Blade recut: the cult Vampire flick gets a homoerotic makeover on YouTube.
In the wake of last weeks Oscars and a harrowing two hours in the company of a tragically credulous group of twentysomethings (they believed in ghosts, God, flying saucers and other garbage), I thought I would dedicate this week's web trawl to those who nobly and often hilariously use their time to expose, debunk and ridicule the heaps of nonsense that are nowadays allowed to pass for art, medicine and science. If having read this you feel I have been overly hard on aromatherapy, ESP or James Cameron's bloated tear-fest, Titanic, then please post a comment. Only don't make it too negative, because as one of those twentysomethings remarked, "negativity kills" (even apparently when you are being negative about stuff that really does kill).
1. Lying Movie Trailers
The trend to remake movie trailers, (something that began as a film school project) reaches its apotheosis in these three wickedly convincing adaptations of blockbusters. All employ only footage from the original movies, but, thanks to the use of music, voiceovers and ingenious editing, they present us with an entirely different and wholly false idea of what the original was actually about.
Thus Stanley Kubrick's horror movie The Shining is re-edited to look like a feel-good family comedy. The vampire action thriller Blade is suddenly transformed into a touching homoerotic love story a la Brokeback Mountain. And best of all, Alan Parker's cheery, exuberant musical Fame is made to look like a latter day version of Cannibal Holocaust and retitled FAME, For All Must Eat. All of them make you realise you should never trust another trailer again.
2. Quackwatch
A vast and forensically detailed demolition of homoeopaths, aromatherapists, chiropractors and all other fashionable snake oil salesman. A vital resource for scientists, doctors and any one else who thinks that people like Prince Charles and no-longer-doctor Gillian McKeith are, frankly, full of shit.
A very funny site devoted to the collection, preservation and exhibition of terrible painting. Landscapes, portraits and abstracts are all covered and many painting are accompanied by painfully fawning appreciations. Brian Sewell would love it, though he might want to expand its remit to encompass artists slightly better known than the colourful obscurities featured here.
4. CSICOP
With Jim Carrey starring in The Number 23 (wherein all sinister things add up to 23) and ever more important politicians lending credence to Intelligent Design (Tony Blair claimed it encourages diversity in science, which is rather like saying that teaching 2+2=5 encourages diversity in arithmetic) someone had to start kicking back. Step forward CSICOP, a team of sceptics whose critical investigations into the paranormal and fringe science are no longer just amusing, they are vital. Read it and weep, Joel Schumacher.
5. Titanic 2 (Two the Surface)
If the fake trailers featured above attacked Hollywood's mendacity then this brilliantly satirises the big studios' love of sequels. Once again, real movie footage is used to show Titanic star Leonardo Di Caprio lifted from the ocean in a block of ice and reanimated. Leo is then seen tear-assing it around the streets of Manhattan, seemingly determined to wreak revenge on those who caused the Titanic to sink almost a hundred years earlier. Looks a whole lot more fun than the original.

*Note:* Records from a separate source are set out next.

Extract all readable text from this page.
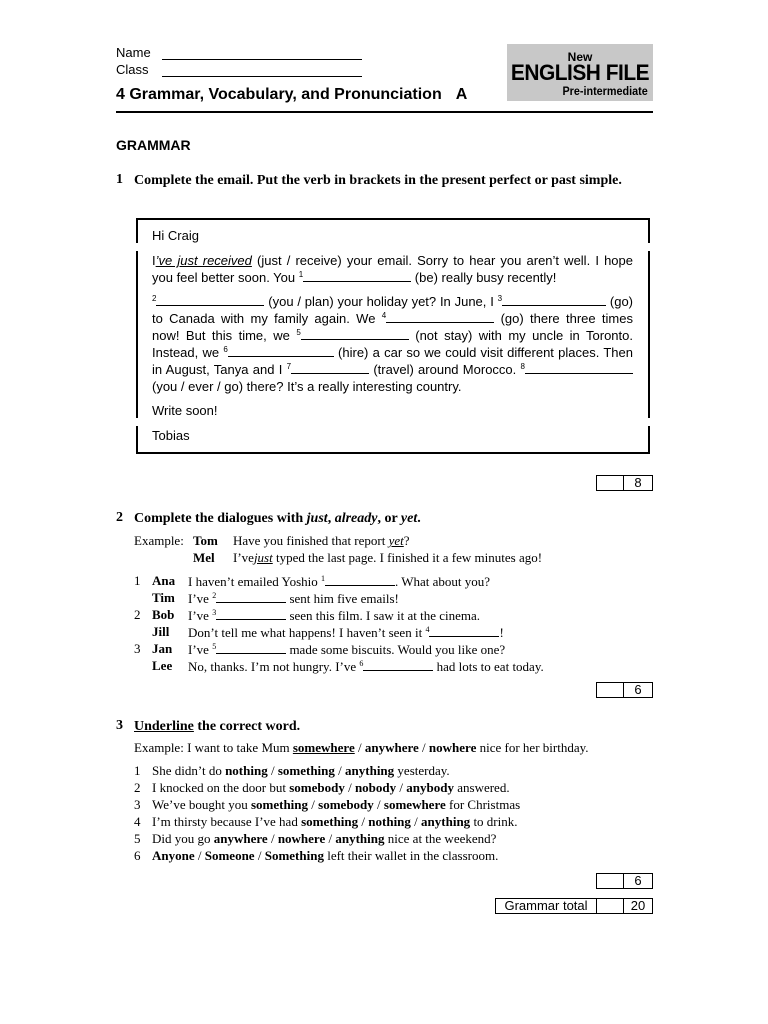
Name
Class
New
ENGLISH FILE
Pre-intermediate
4 Grammar, Vocabulary, and Pronunciation A
GRAMMAR
1 Complete the email. Put the verb in brackets in the present perfect or past simple.
Hi Craig
I’ve just received (just / receive) your email. Sorry to hear you aren’t well. I hope you feel better soon. You $^1$	(be) really busy recently!
$^2$	(you / plan) your holiday yet? In June, I $^3$	(go) to Canada with my family again. We $^4$	(go) there three times now! But this time, we $^5$	(not stay) with my uncle in Toronto. Instead, we $^6$	(hire) a car so we could visit different places. Then in August, Tanya and I $^7$	(travel) around Morocco. $^8$ (you / ever / go) there? It’s a really interesting country.
Write soon!
Tobias
8
2 Complete the dialogues with just, already, or yet.
Example: Tom Have you finished that report yet?
Mel I’vejust typed the last page. I finished it a few minutes ago!
1 Ana I haven’t emailed Yoshio $^1$	. What about you?
Tim I’ve $^2$	sent him five emails!
2 Bob I’ve $^3$	seen this film. I saw it at the cinema.
Jill Don’t tell me what happens! I haven’t seen it $^4$	!
3 Jan I’ve $^5$	made some biscuits. Would you like one?
Lee No, thanks. I’m not hungry. I’ve $^6$	had lots to eat today.
6
3 Underline the correct word.
Example: I want to take Mum somewhere / anywhere / nowhere nice for her birthday.
1 She didn’t do nothing / something / anything yesterday.
2 I knocked on the door but somebody / nobody / anybody answered.
3 We’ve bought you something / somebody / somewhere for Christmas
4 I’m thirsty because I’ve had something / nothing / anything to drink.
5 Did you go anywhere / nowhere / anything nice at the weekend?
6 Anyone / Someone / Something left their wallet in the classroom.
6
Grammar total	20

I include this as a small illustration of the sort of indignities suffered by both those who ring computer tech support lines and the techies employed to help them. Not all of us will ever be foolish enough to visit an aromatherapist, but we will all surely at some point have a computer problem that initially appears unfathomable but is in fact so humiliatingly easy to solve we feel like killing the guy who helped us to crack it.
For similarly strange tales of just how rubbish modern life can be you may also want to look at the parent site.
A lively, simply written and beautifully presented site that allows adults and children to brush up on their anti-theist arguments. I like the fact that it has borrowed much its of look and feel from Christian Evangelical sites.
Practically everything the provocative commentator has written in the last four years. Meditations on Saul Bellow and George Orwell sit alongside attacks on George Galloway and the torturers of Abu Ghraib. Guaranteed to infuriate as many as he pleases, Hitchens is nonetheless a model of clear thinking.
Avant News, a site whose central conceit is that it is being written two years from now, here presents us with the ten worst ideas of 2008. These include the Halliburton War Prize and the One Legged Bar Stool. For more news about the present, written from the future, go here.
10. The Onion
This week, America's answer to Private Eye takes on Condoleeza Rice, Norah Jones and Simon Cowell. If you have unaccountably never visited the Onion before then check out their archive. It's savage, surreal and nearly always right.